Our Hardest Journey and Most Hopeful Turn Yet

Happy Birthday, Boys

I’m still wrapping my head around the fact that my babies are two. Two years of Henry’s wild energy, two years of Frankie’s strength, and two years of learning how to live a life we never expected, but now can’t imagine any other way.

We kept their birthday simple and full of the things they love most: playing and being surrounded by people who love them. Henry was in his element, running around, and just soaking up every second. Frankie joined in in his own way, watching, engaging, and just being part of it all. 

The News from Nebraska

Shortly after their birthday, we got the update I’ve been hoping and fighting for. I connected with the surgical team in Nebraska, and for the first time, it felt like someone really saw Frankie’s anatomy and had a clear, thoughtful plan.

After reviewing his imaging, the surgeon believes Frankie’s colon is capable of functioning but is simply small from disuse. Instead of rushing into one big, high-risk surgery, he proposed something that makes so much sense for Frankie: a phased approach. We’ll meet with Dr. Mercer on June 3 at Children’s Nebraska for evaluation, labs, etc. and then go to the Operating Room on June 5 for the first surgery. He’ll reconnect his small bowel to the side of his colon to allow his colon to slowly adapt and ‘learn’ how to function again. Because his colon hasn’t been used, it’s smaller and needs time to build capacity and start absorbing properly. This step gives his body that chance without overwhelming it and potentially causing obstruction. This means he’ll still have an ostomy but his colon will now be in continuity.

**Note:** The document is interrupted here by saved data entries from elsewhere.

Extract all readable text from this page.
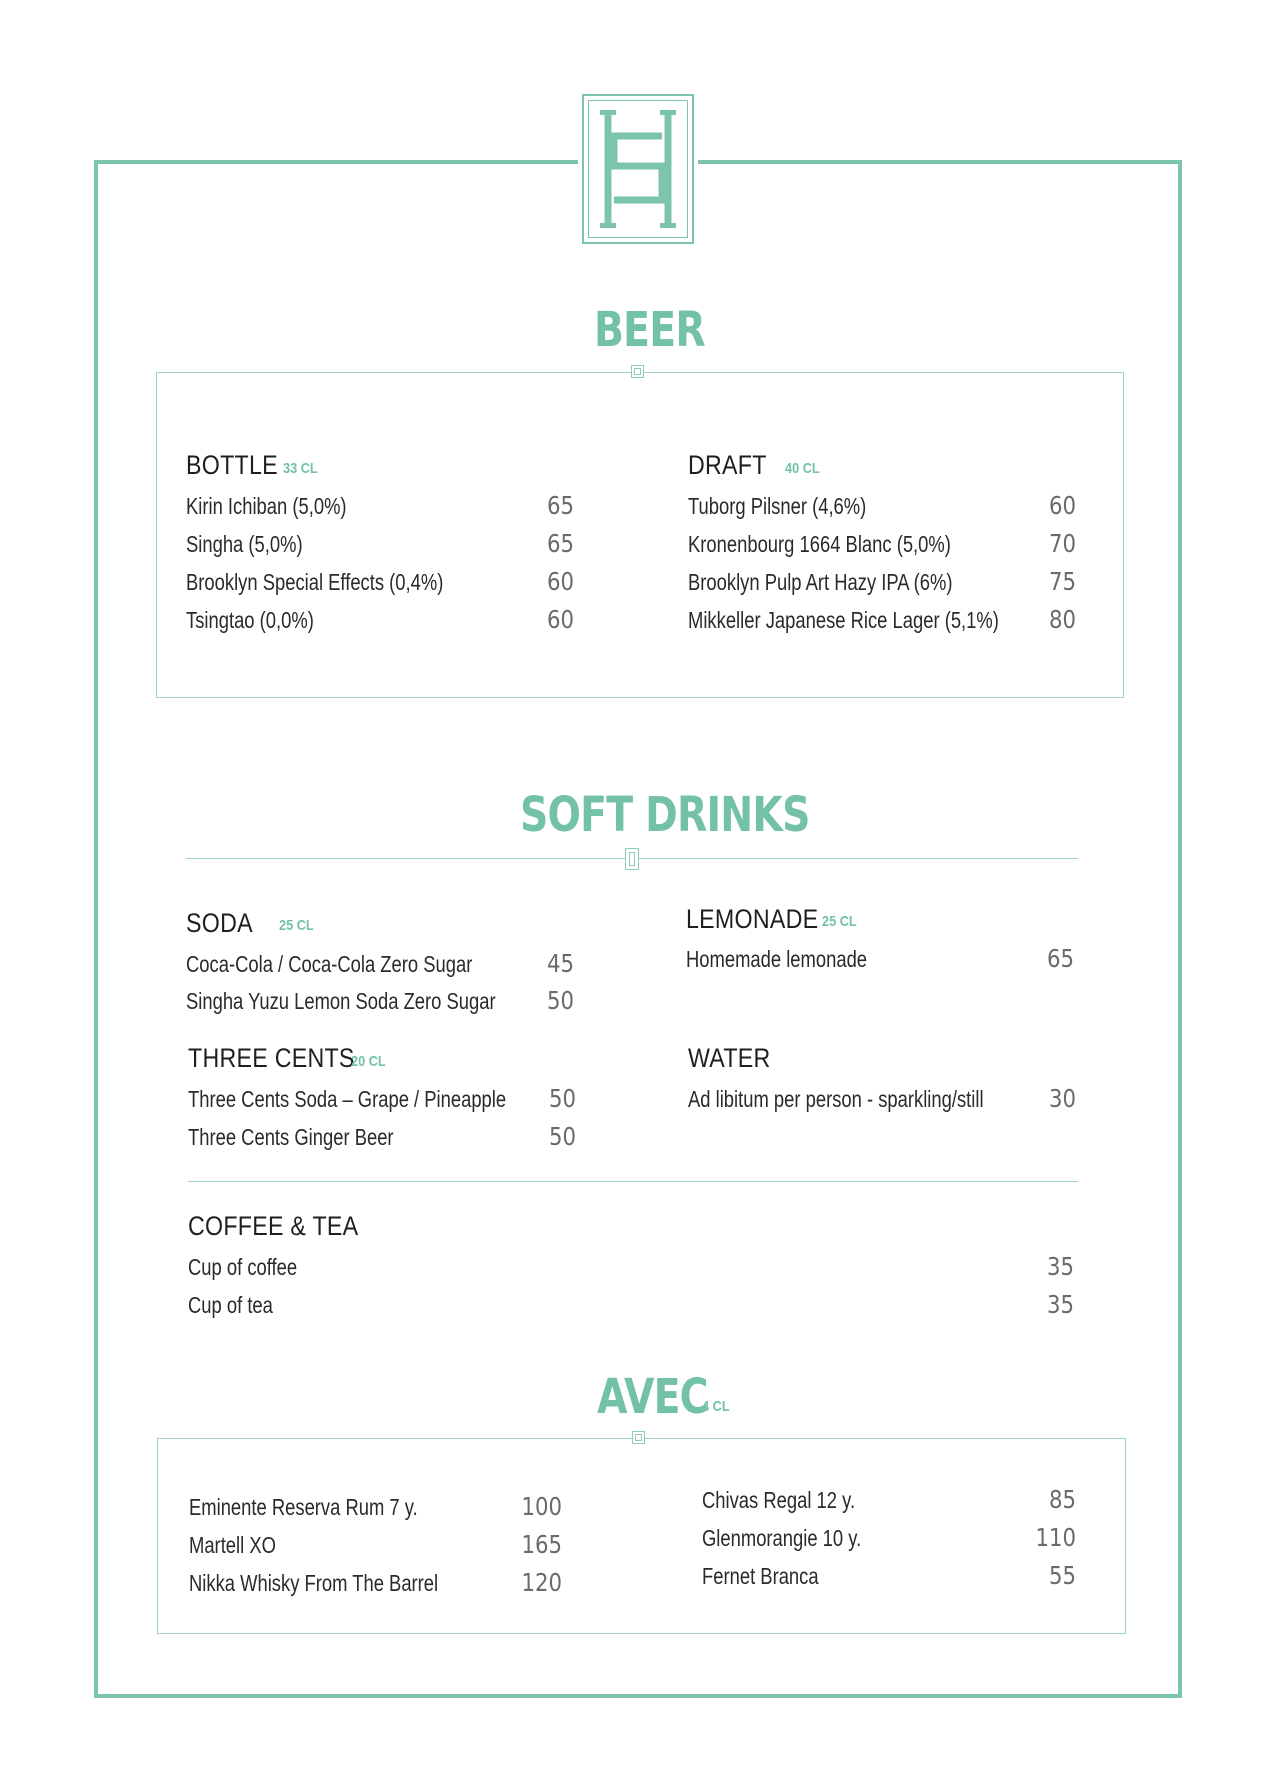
BEER
BOTTLE 33 CL
Kirin Ichiban (5,0%)	65
Singha (5,0%)	65
Brooklyn Special Effects (0,4%)	60
Tsingtao (0,0%)	60
DRAFT 40 CL
Tuborg Pilsner (4,6%)	60
Kronenbourg 1664 Blanc (5,0%)	70
Brooklyn Pulp Art Hazy IPA (6%)	75
Mikkeller Japanese Rice Lager (5,1%)	80
SOFT DRINKS
SODA 25 CL
Coca-Cola / Coca-Cola Zero Sugar	45
Singha Yuzu Lemon Soda Zero Sugar	50
LEMONADE 25 CL
Homemade lemonade	65
THREE CENTS
20 CL
Three Cents Soda – Grape / Pineapple	50
Three Cents Ginger Beer	50
WATER
Ad libitum per person - sparkling/still	30
COFFEE & TEA
Cup of coffee	35
Cup of tea	35
AVEC
4 CL
Eminente Reserva Rum 7 y.	100
Martell XO	165
Nikka Whisky From The Barrel	120
Chivas Regal 12 y.	85
Glenmorangie 10 y.	110
Fernet Branca	55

Having his colon back in use, even partially, should allow for better fluid and nutrient absorption, the ability to increase feeds, and a real chance at reducing TPN dependence over time. Then after several months we would go back for a second surgery to complete the full reconnection. 

What’s striking is how different this plan is from what we were previously told by his local team. Before, the picture felt uncertain, limited, and honestly discouraging. I feel relieved that this strategy appears to work with his body not against it and offers a path forward that prioritizes long-term success. 

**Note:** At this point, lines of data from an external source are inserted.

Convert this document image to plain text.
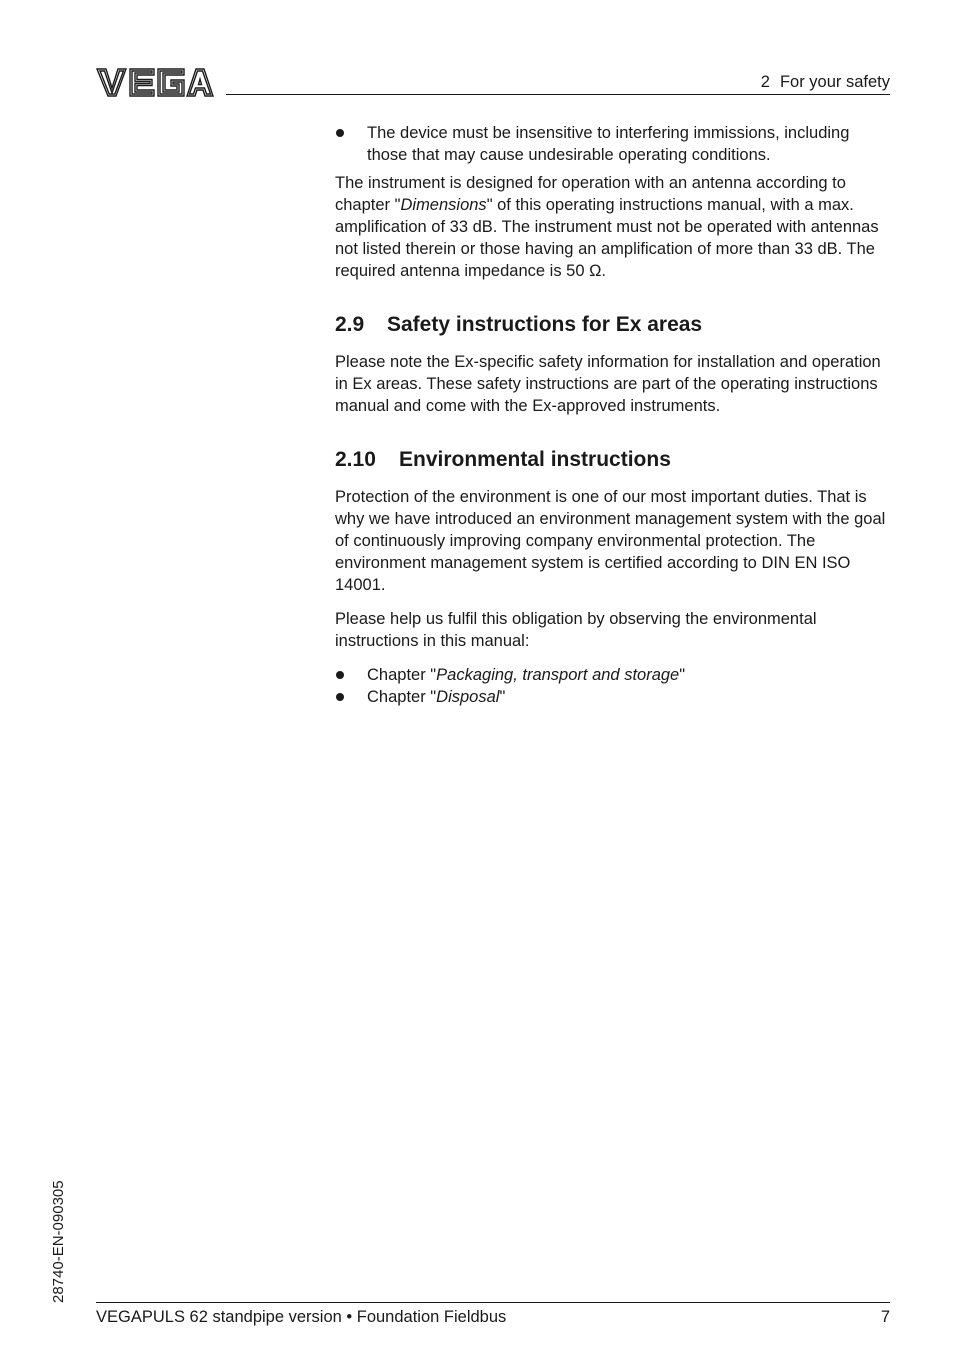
2 For your safety
The device must be insensitive to interfering immissions, including those that may cause undesirable operating conditions.

The instrument is designed for operation with an antenna according to chapter "Dimensions" of this operating instructions manual, with a max. amplification of 33 dB. The instrument must not be operated with antennas not listed therein or those having an amplification of more than 33 dB. The required antenna impedance is 50 Ω.

2.9 Safety instructions for Ex areas

Please note the Ex-specific safety information for installation and operation in Ex areas. These safety instructions are part of the operating instructions manual and come with the Ex-approved instruments.

2.10 Environmental instructions

Protection of the environment is one of our most important duties. That is why we have introduced an environment management system with the goal of continuously improving company environmental protection. The environment management system is certified according to DIN EN ISO 14001.

Please help us fulfil this obligation by observing the environmental instructions in this manual:

Chapter "Packaging, transport and storage"
Chapter "Disposal"
28740-EN-090305
VEGAPULS 62 standpipe version • Foundation Fieldbus	7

We’re still planning to meet with our local surgeon. She’ll need to stay involved, especially in case Frankie needs surgical support once we’re back home from Nebraska. But for the first time in a long time, I feel like we have a plan that gives Frankie a real shot at progress.

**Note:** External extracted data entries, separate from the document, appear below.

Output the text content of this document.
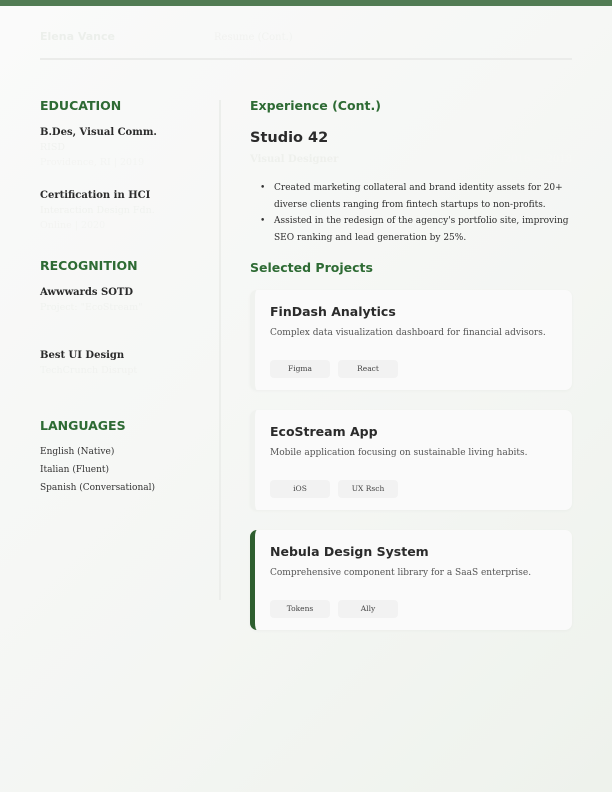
Elena Vance	Resume (Cont.)
EDUCATION
B.Des, Visual Comm.
RISD
Providence, RI | 2019
Certification in HCI
Interaction Design Fdn.
Online | 2020
RECOGNITION
Awwwards SOTD
Project: "EcoStream"
Best UI Design
TechCrunch Disrupt
LANGUAGES
English (Native)
Italian (Fluent)
Spanish (Conversational)
Experience (Cont.)
Studio 42
Visual Designer	2016 — 2018
• Created marketing collateral and brand identity assets for 20+ diverse clients ranging from fintech startups to non-profits.
• Assisted in the redesign of the agency's portfolio site, improving SEO ranking and lead generation by 25%.
Selected Projects
FinDash Analytics
Complex data visualization dashboard for financial advisors.
Figma	React
EcoStream App
Mobile application focusing on sustainable living habits.
iOS	UX Rsch
Nebula Design System
Comprehensive component library for a SaaS enterprise.
Tokens	Ally
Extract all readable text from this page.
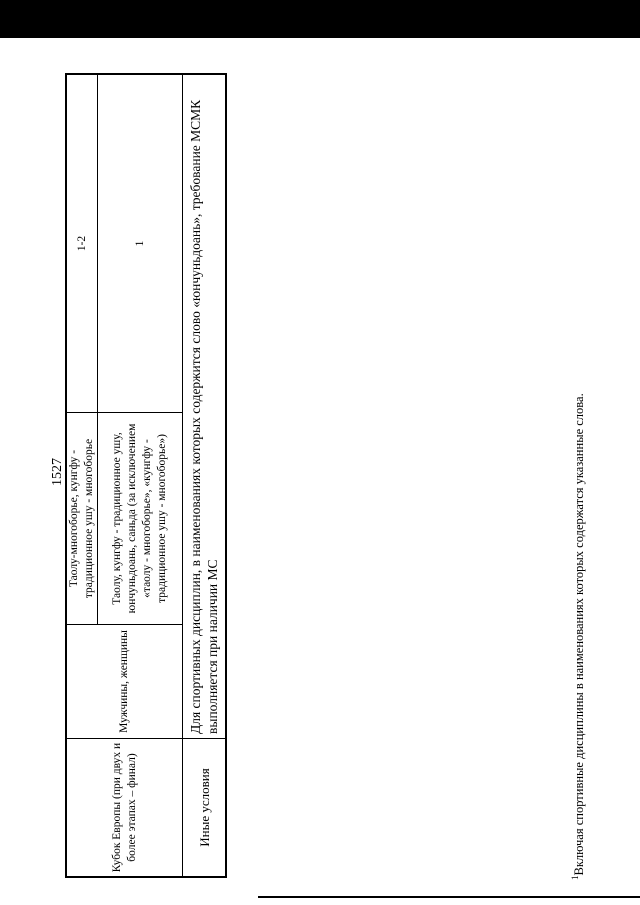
1527
Кубок Европы (при двух и более этапах – финал)
Мужчины, женщины
Таолу-многоборье, кунгфу - традиционное ушу - многоборье
1-2
Таолу, кунгфу - традиционное ушу, юнчуньдоань, саньда (за исключением «таолу - многоборье», «кунгфу - традиционное ушу - многоборье»)
1
Иные условия
Для спортивных дисциплин, в наименованиях которых содержится слово «юнчуньдоань», требование МСМК выполняется при наличии МС
$^1$Включая спортивные дисциплины в наименованиях которых содержатся указанные слова.
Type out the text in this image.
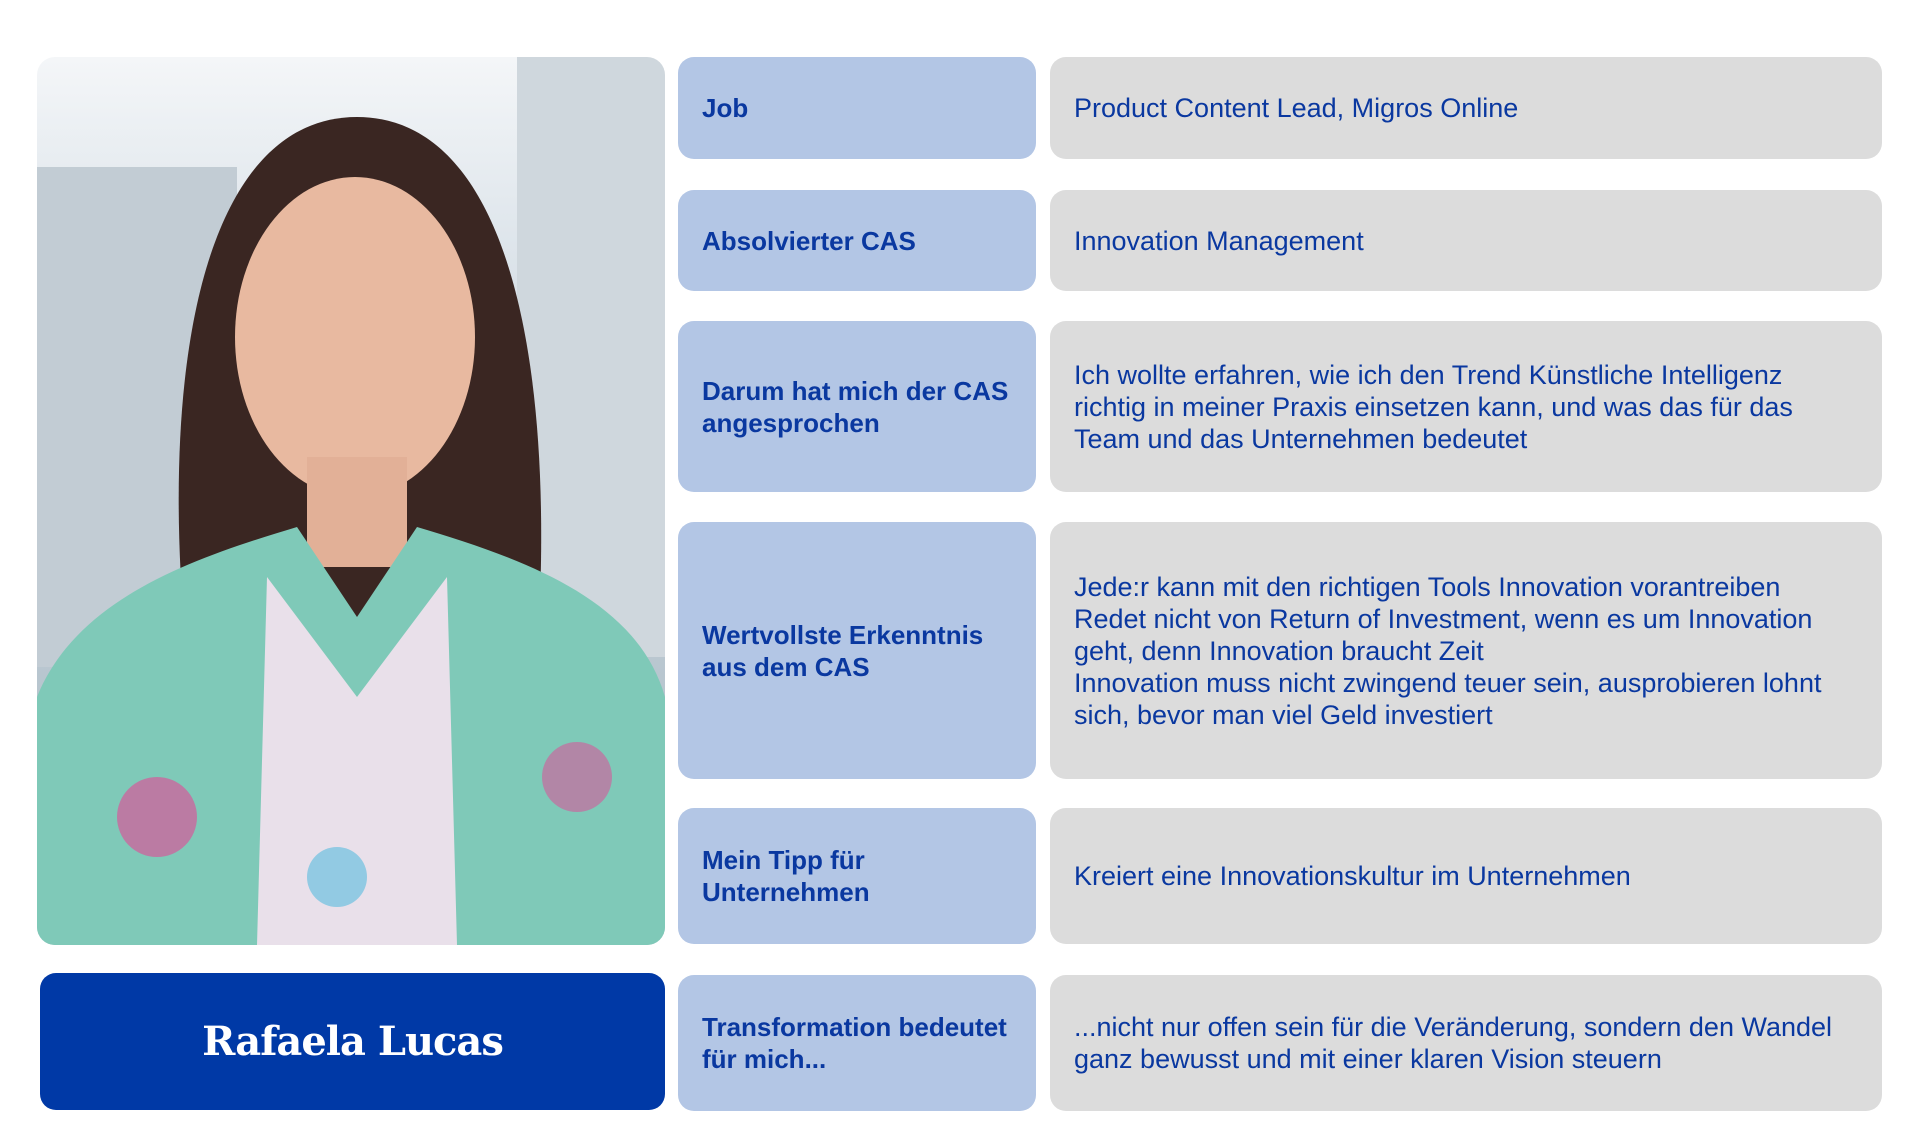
Rafaela Lucas
Job	Product Content Lead, Migros Online
Absolvierter CAS	Innovation Management
Darum hat mich der CAS angesprochen
Ich wollte erfahren, wie ich den Trend Künstliche Intelligenz richtig in meiner Praxis einsetzen kann, und was das für das Team und das Unternehmen bedeutet
Wertvollste Erkenntnis aus dem CAS
Jede:r kann mit den richtigen Tools Innovation vorantreiben
Redet nicht von Return of Investment, wenn es um Innovation geht, denn Innovation braucht Zeit
Innovation muss nicht zwingend teuer sein, ausprobieren lohnt sich, bevor man viel Geld investiert
Mein Tipp für Unternehmen
Kreiert eine Innovationskultur im Unternehmen
Transformation bedeutet für mich...
...nicht nur offen sein für die Veränderung, sondern den Wandel ganz bewusst und mit einer klaren Vision steuern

The Reality of Advocating for Frankie

While I’m feeling hopeful about Nebraska, the day-to-day reality here hasn’t slowed down.I continue to advocate for Frankie constantly, especially when it comes to his GI care.

I’ve pushed for continued bowel rest because I want him going into surgery in the least inflammatory state possible. His local GI has shared that she would like to restart enteral feeds but also knows I’m not on board with that right now. And I’m not, because we’ve lived what happens when we push too soon. The last feeding trial didn’t just fail, it landed Frankie in the hospital with an ileus and ultimately led to his severe eosinophilic gastritis. We don’t have the luxury of trial and error in the same way. Every decision has real consequences for his body.

Right now, on bowel rest, he is the most comfortable and happy he has ever been. But I find myself constantly having to explain, re-explain, and defend decisions for a child that many providers don’t fully understand. Frankie doesn’t fit neatly into a textbook. His anatomy, his history, and his responses are uniquely his. And yet, I’m often met with textbook logic that doesn’t account for that.

That’s why getting this second opinion with Dr. Mercer and his intestinal failure team means so much. For the first time, it feels like we have a team looking at Frankie, not just a diagnosis. I’m praying that after surgery, we can finally develop a feeding plan that truly works for him.

The Other Pieces We’re Still Fighting For

At the same time, there are still so many moving parts in Frankie’s care. I’m still working through getting him a CPT vest. There’s nothing like being questioned by vendors about his diagnosis codes meeting the eligibility for devices he’s been prescribed. We’re still waiting on his gait trainer, which has been months in the making. And in the meantime, I’ve been working with a local group to see if we can get Frankie a 3D-printed toddler wheelchair.

There’s a lot of research that shows developmentally, he should be transitioning to a wheelchair at this age—something that properly supports his body and allows him to interact with the world at eye level—rather than being stuck in a stroller that doesn’t meet his needs. It’s just another example of how much of this journey is not just medical—but logistical, systemic, and constant.

The Kind of Support You Don’t Forget

As we started planning for Nebraska, we knew it would be a lot of work and financial gymnastics to accommodate the travel, extended stay, medical logistics, and all that comes with taking a medically complex child across state lines. We have been truly blessed by the amazing outpouring of support when we announced we needed this second opinion. Friends, family, and even people we’ve never met have given, shared, messaged, and supported us in ways that have truly carried us. Because of that generosity, we’re able to focus on getting Frankie the care he needs without the same weight of financial stress. You’ve helped make this trip possible for our family. There really aren’t words big enough to express how much that means to us.